Les fuyards prient la première ruelle qu’ils trouvèrent, ils guéttaient pour une maison où se cacher, mais les murs qui les entouraient étaient trop hauts. D’une petite rue à une autre, alors que leurs forces s’amenuisaient, la garde leur collait au dérrière à toute allure.
- Il faut aller à la ville base !
- On ne peut pas aller à la porte cousin ! Elle est gardée !
- On est coincé...
Après avoir épuisé toutes les ruelles de la ville haute, ils revinrent sur les pas et regagnèrent la grande rue. La course poursuite tournait à l’avantage des deux voleurs qui n’avaient pas d’armures en maille à se trainer. Les bruits de bottes étant moins audibles, Anarin tourna la tête pour mieux voir. Il ne vit pas le majestueux Hêtre feuillu devant lui et se mangea le tronc en pleine figure.

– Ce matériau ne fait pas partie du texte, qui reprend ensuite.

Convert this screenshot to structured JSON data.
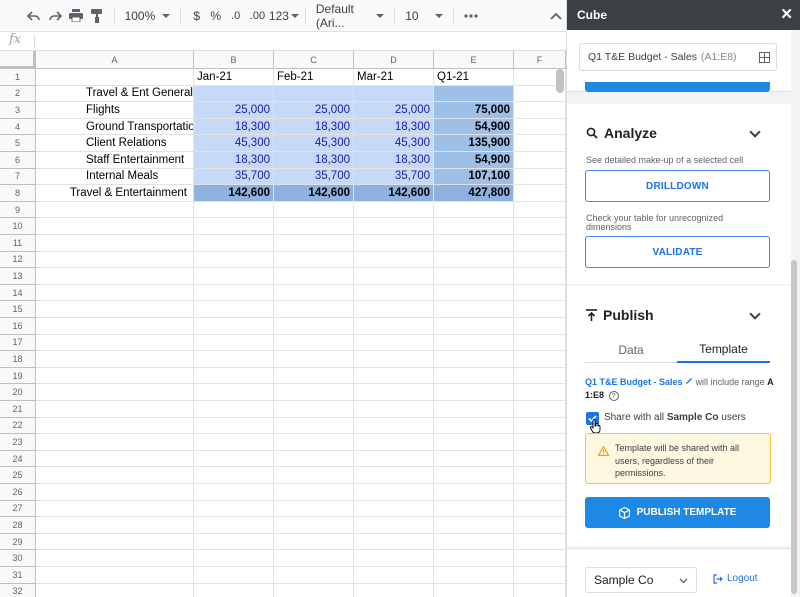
{
  "toolbar": {
    "zoom": "100%",
    "currency": "$",
    "percent": "%",
    "dec_decrease": ".0",
    "dec_increase": ".00",
    "number_format": "123",
    "font": "Default (Ari...",
    "font_size": "10"
  },
  "formula_bar": {
    "fx": "fx",
    "value": ""
  },
  "sheet": {
    "columns": [
      "A",
      "B",
      "C",
      "D",
      "E",
      "F"
    ],
    "row_numbers": [
      "1",
      "2",
      "3",
      "4",
      "5",
      "6",
      "7",
      "8",
      "9",
      "10",
      "11",
      "12",
      "13",
      "14",
      "15",
      "16",
      "17",
      "18",
      "19",
      "20",
      "21",
      "22",
      "23",
      "24",
      "25",
      "26",
      "27",
      "28",
      "29",
      "30",
      "31",
      "32"
    ],
    "rows": [
      [
        "",
        "Jan-21",
        "Feb-21",
        "Mar-21",
        "Q1-21"
      ],
      [
        "Travel & Ent General",
        "",
        "",
        "",
        ""
      ],
      [
        "Flights",
        "25,000",
        "25,000",
        "25,000",
        "75,000"
      ],
      [
        "Ground Transportation",
        "18,300",
        "18,300",
        "18,300",
        "54,900"
      ],
      [
        "Client Relations",
        "45,300",
        "45,300",
        "45,300",
        "135,900"
      ],
      [
        "Staff Entertainment",
        "18,300",
        "18,300",
        "18,300",
        "54,900"
      ],
      [
        "Internal Meals",
        "35,700",
        "35,700",
        "35,700",
        "107,100"
      ],
      [
        "Travel & Entertainment",
        "142,600",
        "142,600",
        "142,600",
        "427,800"
      ]
    ]
  },
  "panel": {
    "title": "Cube",
    "close": "✕",
    "range": {
      "name": "Q1 T&E Budget - Sales",
      "address": "(A1:E8)"
    },
    "analyze": {
      "title": "Analyze",
      "drill_desc": "See detailed make-up of a selected cell",
      "drill_label": "DRILLDOWN",
      "validate_desc": "Check your table for unrecognized dimensions",
      "validate_label": "VALIDATE"
    },
    "publish": {
      "title": "Publish",
      "tabs": [
        "Data",
        "Template"
      ],
      "active_tab": "Template",
      "range_link": "Q1 T&E Budget - Sales",
      "range_text": "will include range",
      "range_bold_1": "A",
      "range_bold_2": "1:E8",
      "help": "?",
      "share_prefix": "Share with all",
      "share_org": "Sample Co",
      "share_suffix": "users",
      "share_checked": true,
      "warning": "Template will be shared with all users, regardless of their permissions.",
      "button": "PUBLISH TEMPLATE"
    },
    "footer": {
      "org": "Sample Co",
      "logout": "Logout"
    }
  },
  "colors": {
    "accent": "#1a73e8",
    "publish": "#1e88e5",
    "range_light": "#c6d9f7",
    "range_dark": "#9dbfe8",
    "header_bg": "#3c4043"
  }
}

- Cousin ! Lève-toi vite !
- Je… Je peux plus courir..
Burek l’attrapa et le remit sur ses deux jambes. Les bruits de bottes se rapprochaient. Il leva les yeux au ciel.

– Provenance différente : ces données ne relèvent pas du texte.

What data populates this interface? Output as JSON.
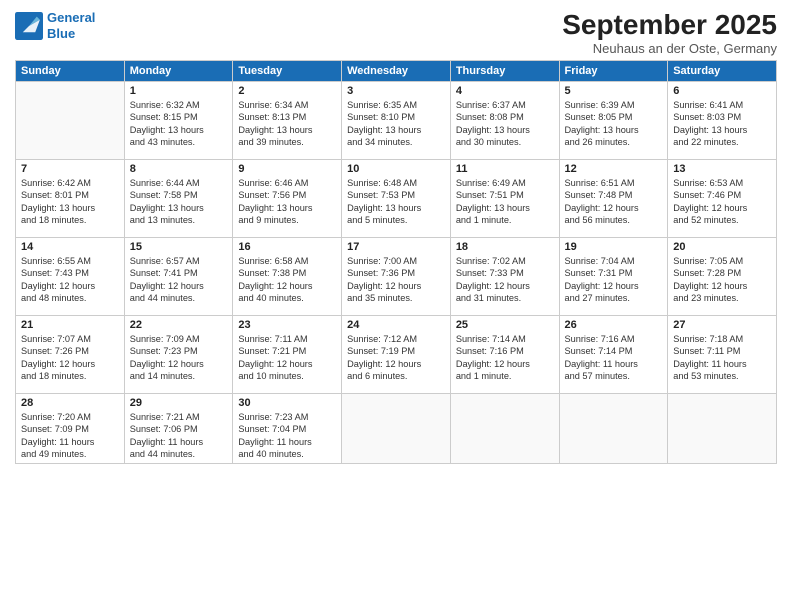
{
  "header": {
    "logo_line1": "General",
    "logo_line2": "Blue",
    "month": "September 2025",
    "location": "Neuhaus an der Oste, Germany"
  },
  "weekdays": [
    "Sunday",
    "Monday",
    "Tuesday",
    "Wednesday",
    "Thursday",
    "Friday",
    "Saturday"
  ],
  "weeks": [
    [
      {
        "day": "",
        "info": ""
      },
      {
        "day": "1",
        "info": "Sunrise: 6:32 AM\nSunset: 8:15 PM\nDaylight: 13 hours\nand 43 minutes."
      },
      {
        "day": "2",
        "info": "Sunrise: 6:34 AM\nSunset: 8:13 PM\nDaylight: 13 hours\nand 39 minutes."
      },
      {
        "day": "3",
        "info": "Sunrise: 6:35 AM\nSunset: 8:10 PM\nDaylight: 13 hours\nand 34 minutes."
      },
      {
        "day": "4",
        "info": "Sunrise: 6:37 AM\nSunset: 8:08 PM\nDaylight: 13 hours\nand 30 minutes."
      },
      {
        "day": "5",
        "info": "Sunrise: 6:39 AM\nSunset: 8:05 PM\nDaylight: 13 hours\nand 26 minutes."
      },
      {
        "day": "6",
        "info": "Sunrise: 6:41 AM\nSunset: 8:03 PM\nDaylight: 13 hours\nand 22 minutes."
      }
    ],
    [
      {
        "day": "7",
        "info": "Sunrise: 6:42 AM\nSunset: 8:01 PM\nDaylight: 13 hours\nand 18 minutes."
      },
      {
        "day": "8",
        "info": "Sunrise: 6:44 AM\nSunset: 7:58 PM\nDaylight: 13 hours\nand 13 minutes."
      },
      {
        "day": "9",
        "info": "Sunrise: 6:46 AM\nSunset: 7:56 PM\nDaylight: 13 hours\nand 9 minutes."
      },
      {
        "day": "10",
        "info": "Sunrise: 6:48 AM\nSunset: 7:53 PM\nDaylight: 13 hours\nand 5 minutes."
      },
      {
        "day": "11",
        "info": "Sunrise: 6:49 AM\nSunset: 7:51 PM\nDaylight: 13 hours\nand 1 minute."
      },
      {
        "day": "12",
        "info": "Sunrise: 6:51 AM\nSunset: 7:48 PM\nDaylight: 12 hours\nand 56 minutes."
      },
      {
        "day": "13",
        "info": "Sunrise: 6:53 AM\nSunset: 7:46 PM\nDaylight: 12 hours\nand 52 minutes."
      }
    ],
    [
      {
        "day": "14",
        "info": "Sunrise: 6:55 AM\nSunset: 7:43 PM\nDaylight: 12 hours\nand 48 minutes."
      },
      {
        "day": "15",
        "info": "Sunrise: 6:57 AM\nSunset: 7:41 PM\nDaylight: 12 hours\nand 44 minutes."
      },
      {
        "day": "16",
        "info": "Sunrise: 6:58 AM\nSunset: 7:38 PM\nDaylight: 12 hours\nand 40 minutes."
      },
      {
        "day": "17",
        "info": "Sunrise: 7:00 AM\nSunset: 7:36 PM\nDaylight: 12 hours\nand 35 minutes."
      },
      {
        "day": "18",
        "info": "Sunrise: 7:02 AM\nSunset: 7:33 PM\nDaylight: 12 hours\nand 31 minutes."
      },
      {
        "day": "19",
        "info": "Sunrise: 7:04 AM\nSunset: 7:31 PM\nDaylight: 12 hours\nand 27 minutes."
      },
      {
        "day": "20",
        "info": "Sunrise: 7:05 AM\nSunset: 7:28 PM\nDaylight: 12 hours\nand 23 minutes."
      }
    ],
    [
      {
        "day": "21",
        "info": "Sunrise: 7:07 AM\nSunset: 7:26 PM\nDaylight: 12 hours\nand 18 minutes."
      },
      {
        "day": "22",
        "info": "Sunrise: 7:09 AM\nSunset: 7:23 PM\nDaylight: 12 hours\nand 14 minutes."
      },
      {
        "day": "23",
        "info": "Sunrise: 7:11 AM\nSunset: 7:21 PM\nDaylight: 12 hours\nand 10 minutes."
      },
      {
        "day": "24",
        "info": "Sunrise: 7:12 AM\nSunset: 7:19 PM\nDaylight: 12 hours\nand 6 minutes."
      },
      {
        "day": "25",
        "info": "Sunrise: 7:14 AM\nSunset: 7:16 PM\nDaylight: 12 hours\nand 1 minute."
      },
      {
        "day": "26",
        "info": "Sunrise: 7:16 AM\nSunset: 7:14 PM\nDaylight: 11 hours\nand 57 minutes."
      },
      {
        "day": "27",
        "info": "Sunrise: 7:18 AM\nSunset: 7:11 PM\nDaylight: 11 hours\nand 53 minutes."
      }
    ],
    [
      {
        "day": "28",
        "info": "Sunrise: 7:20 AM\nSunset: 7:09 PM\nDaylight: 11 hours\nand 49 minutes."
      },
      {
        "day": "29",
        "info": "Sunrise: 7:21 AM\nSunset: 7:06 PM\nDaylight: 11 hours\nand 44 minutes."
      },
      {
        "day": "30",
        "info": "Sunrise: 7:23 AM\nSunset: 7:04 PM\nDaylight: 11 hours\nand 40 minutes."
      },
      {
        "day": "",
        "info": ""
      },
      {
        "day": "",
        "info": ""
      },
      {
        "day": "",
        "info": ""
      },
      {
        "day": "",
        "info": ""
      }
    ]
  ]
}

- Et ben t’as qu’à grimper !
Anarin s’agrippa à la première branche et se hissa, poussé par son cousin qui lui emboitait le pas.
Les gardes passèrent l’arbre à toute vitesse puis s’arrêtèrent à 100 pas de là.

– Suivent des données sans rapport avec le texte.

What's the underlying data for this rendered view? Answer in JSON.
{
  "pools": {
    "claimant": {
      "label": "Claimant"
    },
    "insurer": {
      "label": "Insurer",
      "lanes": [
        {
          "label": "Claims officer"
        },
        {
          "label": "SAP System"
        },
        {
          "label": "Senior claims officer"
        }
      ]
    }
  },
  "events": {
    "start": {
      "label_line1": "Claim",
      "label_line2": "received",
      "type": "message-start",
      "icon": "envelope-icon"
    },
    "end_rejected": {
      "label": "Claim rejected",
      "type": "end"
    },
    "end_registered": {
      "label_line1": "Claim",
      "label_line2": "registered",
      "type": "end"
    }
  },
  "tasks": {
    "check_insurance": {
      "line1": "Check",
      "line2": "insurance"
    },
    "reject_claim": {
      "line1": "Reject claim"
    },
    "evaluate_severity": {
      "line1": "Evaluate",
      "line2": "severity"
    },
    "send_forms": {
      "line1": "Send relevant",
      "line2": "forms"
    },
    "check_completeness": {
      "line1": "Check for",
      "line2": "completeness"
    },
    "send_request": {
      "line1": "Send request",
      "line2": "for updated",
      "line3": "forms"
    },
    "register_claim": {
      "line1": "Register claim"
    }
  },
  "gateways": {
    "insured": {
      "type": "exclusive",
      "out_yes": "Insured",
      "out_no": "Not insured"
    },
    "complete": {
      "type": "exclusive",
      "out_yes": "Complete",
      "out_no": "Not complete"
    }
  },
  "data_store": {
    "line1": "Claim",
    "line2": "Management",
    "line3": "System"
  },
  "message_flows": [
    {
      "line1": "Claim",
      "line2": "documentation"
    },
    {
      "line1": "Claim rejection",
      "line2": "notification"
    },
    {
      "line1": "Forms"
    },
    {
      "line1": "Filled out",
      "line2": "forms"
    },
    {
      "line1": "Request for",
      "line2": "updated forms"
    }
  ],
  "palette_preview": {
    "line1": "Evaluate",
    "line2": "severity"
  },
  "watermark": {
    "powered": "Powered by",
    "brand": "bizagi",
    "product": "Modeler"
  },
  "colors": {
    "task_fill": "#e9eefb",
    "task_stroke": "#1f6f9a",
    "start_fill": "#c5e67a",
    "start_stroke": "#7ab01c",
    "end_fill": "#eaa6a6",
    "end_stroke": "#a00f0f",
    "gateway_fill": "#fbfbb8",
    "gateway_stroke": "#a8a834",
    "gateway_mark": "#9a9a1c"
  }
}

- Ils ne sont pas devant ! Cria l’un d’eux
- Ils se sont forcément cachés ici, tout près. Répondit un autre.
Ils firent demi-tour et se mirent à chercher. Un pauvre banc, une petite fontaine et c’était tout. Il n’y avait rien d’autre qui puisse dissimuler un homme.
- Et les arbres !?
Les deux cousins gloussèrent un grand coup.
Ils inspectèrent les cimes une à une.
- On est foutu…
Plus qu’un arbre à inspecter, Burek sortit son coutelas.
- Oh soldats ! Cessez la traque immédiatement, on vous rappelle à la citadelle !
Un gradé venait de hurler de toutes ses forces. Les gardes ne bronchèrent pas et tournèrent les talons.
Anarin était rouge, la langue pendante, il haletait comme une vache au soleil. Sa respiration était si forte qu'il sautillait sous les va-et-vient de son thorax.
- Tu vois quelqu'un ?
- Non
- Tu crois qu'ils sont vraiment partis ?
- Ça se pourrait bien cousin...
Un long silence s'installa, les deux cousins se regardèrent l’air désemparé et quelque peu gêné. Les événements avaient largement dépassé leur univers familier. Une question terriblement simple s’imposait. Encore un moment pour souffler et Burek se lança:
- On fait quoi maintenant ?
Anarin n’avait bien sûr pas la réponse. Qui pourrait l’avoir ? Les voici, un apprenti cordonnier et un larcineur de bas étage, les deux hommes les plus recherchés dans tout le royaume du Gondor, et qui sait, peut-être même de la terre du milieu.